1987: A LOOK BACK

The ABA and the Soviets


The Independent Task Force on ABA-Soviet Relations this year continued to press for abrogation of the American Bar Association's declaration of cooperation with the Association of Soviet Lawyers.

In February, the Task Force, assisted by Ukrainian, Jewish and human rights groups picketed the ABA's midyear meeting in New Orleans. Prominent former Soviet political prisoners, including Dr. Nina Strokata and Dr. Yuri Yarim-Agaev were brought in to speak about the reality of Soviet justice and Soviet lawyers.

In June, at an ABA-ASL seminar that discussed criminal procedure, independence of the judiciary, religious freedom, alternative dispute resolution and emigration, the Task Force and its supporters tried to raise human rights issues but their efforts were stymied by seminar procedures that did not allow rank-and-file lawyers and members of the press to pose questions to the panelists. Outside, some two dozen demonstrators carried signs condemning the Soviet justice system and demanding that formal ties between the ABA and ASL be severed.

Pressure mounted on the ABA at its annual convention held in San Francisco on August 12-19, as various human rights groups and ethnic organizations again raised their voices in protest. Prominent former Soviet political prisoners Danylo Shumuk, Dr.
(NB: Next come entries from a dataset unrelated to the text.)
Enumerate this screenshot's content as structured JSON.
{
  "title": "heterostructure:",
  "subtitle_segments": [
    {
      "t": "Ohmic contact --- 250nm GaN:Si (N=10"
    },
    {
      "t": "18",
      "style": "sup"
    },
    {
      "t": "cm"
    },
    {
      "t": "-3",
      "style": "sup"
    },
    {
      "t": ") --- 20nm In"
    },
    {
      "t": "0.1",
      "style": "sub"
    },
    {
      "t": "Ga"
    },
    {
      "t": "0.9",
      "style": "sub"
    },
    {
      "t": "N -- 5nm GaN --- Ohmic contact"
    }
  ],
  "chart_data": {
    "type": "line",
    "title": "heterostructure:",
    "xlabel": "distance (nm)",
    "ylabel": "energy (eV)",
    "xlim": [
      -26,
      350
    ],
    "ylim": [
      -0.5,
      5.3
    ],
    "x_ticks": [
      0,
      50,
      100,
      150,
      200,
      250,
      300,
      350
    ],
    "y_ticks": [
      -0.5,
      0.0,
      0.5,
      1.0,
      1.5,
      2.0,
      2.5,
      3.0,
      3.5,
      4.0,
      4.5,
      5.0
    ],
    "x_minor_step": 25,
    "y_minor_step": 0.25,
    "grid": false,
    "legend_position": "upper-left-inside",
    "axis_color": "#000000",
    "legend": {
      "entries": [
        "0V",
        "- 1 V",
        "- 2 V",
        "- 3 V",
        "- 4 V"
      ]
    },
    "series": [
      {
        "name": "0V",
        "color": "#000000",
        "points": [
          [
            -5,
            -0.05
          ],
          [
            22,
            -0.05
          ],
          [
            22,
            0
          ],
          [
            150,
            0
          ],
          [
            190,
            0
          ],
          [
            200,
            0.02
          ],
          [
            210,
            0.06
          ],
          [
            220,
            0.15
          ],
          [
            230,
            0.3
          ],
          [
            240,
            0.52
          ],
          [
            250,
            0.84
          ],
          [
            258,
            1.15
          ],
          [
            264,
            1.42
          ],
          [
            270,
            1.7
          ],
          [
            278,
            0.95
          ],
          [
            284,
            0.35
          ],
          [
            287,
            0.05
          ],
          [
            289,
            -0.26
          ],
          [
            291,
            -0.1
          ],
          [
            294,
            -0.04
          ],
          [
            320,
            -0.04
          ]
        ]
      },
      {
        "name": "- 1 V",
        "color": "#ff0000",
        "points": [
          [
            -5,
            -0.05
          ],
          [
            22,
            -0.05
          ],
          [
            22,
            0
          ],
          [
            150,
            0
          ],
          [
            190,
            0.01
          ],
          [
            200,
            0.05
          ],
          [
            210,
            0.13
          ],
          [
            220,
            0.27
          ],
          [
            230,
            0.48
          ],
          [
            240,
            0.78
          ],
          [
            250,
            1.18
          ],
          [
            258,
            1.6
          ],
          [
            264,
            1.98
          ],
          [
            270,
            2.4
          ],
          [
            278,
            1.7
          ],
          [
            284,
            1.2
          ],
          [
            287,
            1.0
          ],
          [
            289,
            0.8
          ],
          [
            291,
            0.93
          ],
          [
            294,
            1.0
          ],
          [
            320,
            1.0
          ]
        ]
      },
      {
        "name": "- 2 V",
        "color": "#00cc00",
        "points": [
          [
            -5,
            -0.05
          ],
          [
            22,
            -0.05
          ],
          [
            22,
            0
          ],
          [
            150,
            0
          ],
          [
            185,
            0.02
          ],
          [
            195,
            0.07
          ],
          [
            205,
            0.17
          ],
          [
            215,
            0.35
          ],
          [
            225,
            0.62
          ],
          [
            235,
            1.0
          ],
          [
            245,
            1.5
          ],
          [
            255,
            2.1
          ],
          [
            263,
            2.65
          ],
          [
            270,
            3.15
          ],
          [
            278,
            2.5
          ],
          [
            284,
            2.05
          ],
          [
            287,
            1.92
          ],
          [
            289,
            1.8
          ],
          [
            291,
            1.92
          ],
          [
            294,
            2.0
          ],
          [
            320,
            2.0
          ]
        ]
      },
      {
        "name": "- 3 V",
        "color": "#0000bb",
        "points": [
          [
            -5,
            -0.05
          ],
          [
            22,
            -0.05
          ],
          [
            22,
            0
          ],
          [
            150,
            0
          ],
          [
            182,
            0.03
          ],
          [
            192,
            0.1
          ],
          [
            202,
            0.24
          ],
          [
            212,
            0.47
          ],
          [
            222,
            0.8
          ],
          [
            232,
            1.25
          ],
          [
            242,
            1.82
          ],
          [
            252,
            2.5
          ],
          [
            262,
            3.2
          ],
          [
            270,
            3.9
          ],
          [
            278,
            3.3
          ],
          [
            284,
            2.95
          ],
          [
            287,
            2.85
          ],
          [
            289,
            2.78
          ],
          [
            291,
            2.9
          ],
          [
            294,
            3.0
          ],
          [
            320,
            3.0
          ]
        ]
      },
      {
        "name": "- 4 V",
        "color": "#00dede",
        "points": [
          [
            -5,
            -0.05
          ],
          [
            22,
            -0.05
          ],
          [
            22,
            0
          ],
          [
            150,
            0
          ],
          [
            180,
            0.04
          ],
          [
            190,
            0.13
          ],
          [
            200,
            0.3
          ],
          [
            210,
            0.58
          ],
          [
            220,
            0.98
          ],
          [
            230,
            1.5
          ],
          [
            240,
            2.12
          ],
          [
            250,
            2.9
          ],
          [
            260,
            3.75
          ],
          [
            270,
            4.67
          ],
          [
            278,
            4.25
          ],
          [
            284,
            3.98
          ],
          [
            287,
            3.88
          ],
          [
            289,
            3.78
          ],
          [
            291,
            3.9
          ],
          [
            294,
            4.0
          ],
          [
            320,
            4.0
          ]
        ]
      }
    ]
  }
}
Anatoly Koryagin and Zakhar Zunshein spoke at a press conference and to the ABA meeting. Ultimately a resolution calling for abrogation of the U.S.-Soviet lawyers' pact failed to get the approval of either the General Assembly or the House of Delegates of the ABA.

After the conclave Mr. Shumuk, who spent more than 30 years in Soviet prisons, camps and "internal" exile, wrote a lengthy letter to ABA president Robert MacCrate outlining his personal experiences with the Soviet legal system in an effort to persuade him that the ABA-ASL agreement is a grave mistake.

"The rule of law... has never been the mark of the Soviet legal system, and it never will be. So long as the Soviet legal system is subordinated to the Communist Party of the Soviet Union, the party's dictates, and not the rule of law, will govern society," he emphasized.

Meanwhile, the leaders of the Independent Task Force on ABA/Soviet Relations, Patience T. Huntwork, Orest A. Jejna and William J. Wolf, pledged to continue their efforts at the next ABA annual meeting in Toronto in August 1988.

In a related development, Ms. Huntwork, who had hoped to travel to Moscow for an unofficial seminar on human rights organized by Press Club Glasnost on December 10-13, has apparently endeared herself to Soviet authorities so much that she was denied permission to even apply for a Soviet visa.